The boys were silent. They stared at him, waiting.

“We believe the one who has the power.

He is the one who gets to write the story. So when you study history, you must always ask yourself, Whose story am I missing? Whose voice was suppressed so that this voice could come forth? Once you have figured that out, you must find that story too. From there, you begin to get a clearer, yet still imperfect, picture.”

This is one of the most fascinating books I have read in years. The book investigates the lineage of a slave girl, Maame who started off from Fanteland & the Asante regions of the Gold Coast. It gave an intimate look covering 300 years into the lives of her two daughters and their children (spanning 7 generations). In looking at their lives, it explored their interaction with slavery, local customs & the loss of it, the influence of white people and their foreign cultures, but most importantly, the impact of slavery in the United States and the country of departure.

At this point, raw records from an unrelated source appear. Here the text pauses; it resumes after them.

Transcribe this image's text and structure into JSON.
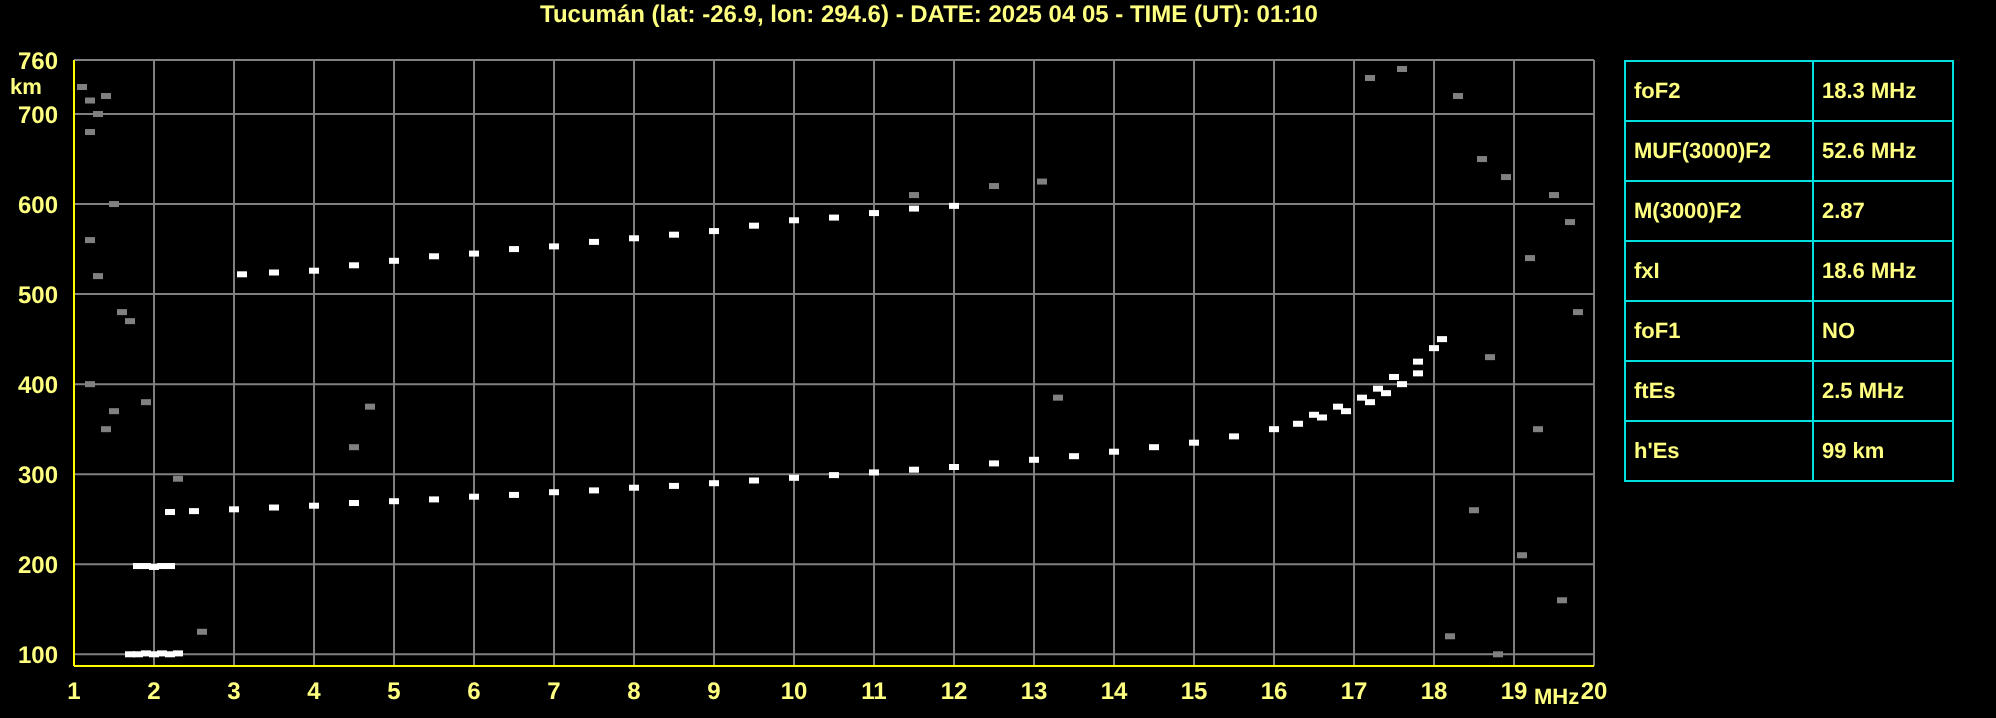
{
  "chart_data": {
    "type": "scatter",
    "title": "Tucumán (lat: -26.9, lon: 294.6) - DATE: 2025 04 05 - TIME (UT): 01:10",
    "xlabel": "MHz",
    "ylabel": "km",
    "xlim": [
      1,
      20
    ],
    "ylim": [
      87,
      760
    ],
    "xticks": [
      1,
      2,
      3,
      4,
      5,
      6,
      7,
      8,
      9,
      10,
      11,
      12,
      13,
      14,
      15,
      16,
      17,
      18,
      19,
      20
    ],
    "yticks": [
      100,
      200,
      300,
      400,
      500,
      600,
      700,
      760
    ],
    "grid": true,
    "legend": false,
    "marker": "square",
    "series": [
      {
        "color": "#ffffff",
        "x": [
          2.2,
          2.5,
          3,
          3.5,
          4,
          4.5,
          5,
          5.5,
          6,
          6.5,
          7,
          7.5,
          8,
          8.5,
          9,
          9.5,
          10,
          10.5,
          11,
          11.5,
          12,
          12.5,
          13,
          13.5,
          14,
          14.5,
          15,
          15.5,
          16,
          16.3,
          16.6,
          16.9,
          17.2,
          17.4,
          17.6,
          17.8
        ],
        "values": [
          258,
          259,
          261,
          263,
          265,
          268,
          270,
          272,
          275,
          277,
          280,
          282,
          285,
          287,
          290,
          293,
          296,
          299,
          302,
          305,
          308,
          312,
          316,
          320,
          325,
          330,
          335,
          342,
          350,
          356,
          363,
          370,
          380,
          390,
          400,
          412
        ]
      },
      {
        "color": "#ffffff",
        "x": [
          16.5,
          16.8,
          17.1,
          17.3,
          17.5,
          17.8,
          18,
          18.1
        ],
        "values": [
          366,
          375,
          385,
          395,
          408,
          425,
          440,
          450
        ]
      },
      {
        "color": "#ffffff",
        "x": [
          3.1,
          3.5,
          4,
          4.5,
          5,
          5.5,
          6,
          6.5,
          7,
          7.5,
          8,
          8.5,
          9,
          9.5,
          10,
          10.5,
          11,
          11.5,
          12
        ],
        "values": [
          522,
          524,
          526,
          532,
          537,
          542,
          545,
          550,
          553,
          558,
          562,
          566,
          570,
          576,
          582,
          585,
          590,
          595,
          598
        ]
      },
      {
        "color": "#ffffff",
        "x": [
          1.7,
          1.8,
          1.9,
          2,
          2.1,
          2.2,
          2.3
        ],
        "values": [
          100,
          100,
          101,
          100,
          101,
          100,
          101
        ]
      },
      {
        "color": "#ffffff",
        "x": [
          1.8,
          1.9,
          2,
          2.1,
          2.2
        ],
        "values": [
          198,
          198,
          197,
          198,
          198
        ]
      },
      {
        "color": "#808080",
        "x": [
          1.1,
          1.2,
          1.3,
          1.2,
          1.4,
          1.5,
          1.2,
          1.3,
          1.6,
          1.7,
          1.2,
          1.4,
          1.5,
          1.9,
          2.3,
          2.6,
          4.5,
          4.7,
          11.5,
          12.5,
          13.1,
          13.3,
          17.6,
          18.3,
          18.6,
          18.9,
          19.2,
          19.5,
          19.7,
          18.7,
          19.3,
          19.8,
          18.5,
          19.1,
          19.6,
          17.2,
          18.2,
          18.8
        ],
        "values": [
          730,
          715,
          700,
          680,
          720,
          600,
          560,
          520,
          480,
          470,
          400,
          350,
          370,
          380,
          295,
          125,
          330,
          375,
          610,
          620,
          625,
          385,
          750,
          720,
          650,
          630,
          540,
          610,
          580,
          430,
          350,
          480,
          260,
          210,
          160,
          740,
          120,
          100
        ]
      }
    ],
    "annotations": [
      "foF2",
      "18.3 MHz",
      "MUF(3000)F2",
      "52.6 MHz",
      "M(3000)F2",
      "2.87",
      "fxI",
      "18.6 MHz",
      "foF1",
      "NO",
      "ftEs",
      "2.5 MHz",
      "h'Es",
      "99 km"
    ]
  }
}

I think what I found most fascinating about the book was its ability to seamlessly position a person into a context in which slavery was the norm. By this I mean, people functioned as people knowing that other people were traded as slaves…slaves forged communities within their slave confines and adjusted to their harsh reality while dreaming up a future for their children. It also dismantled the myth that ‘black traded other black’. Rather what happened was, societies traded other people of other societies, as it looked at a time where the distinction between distinguished themselves not only by their race but more by their cultural heritage.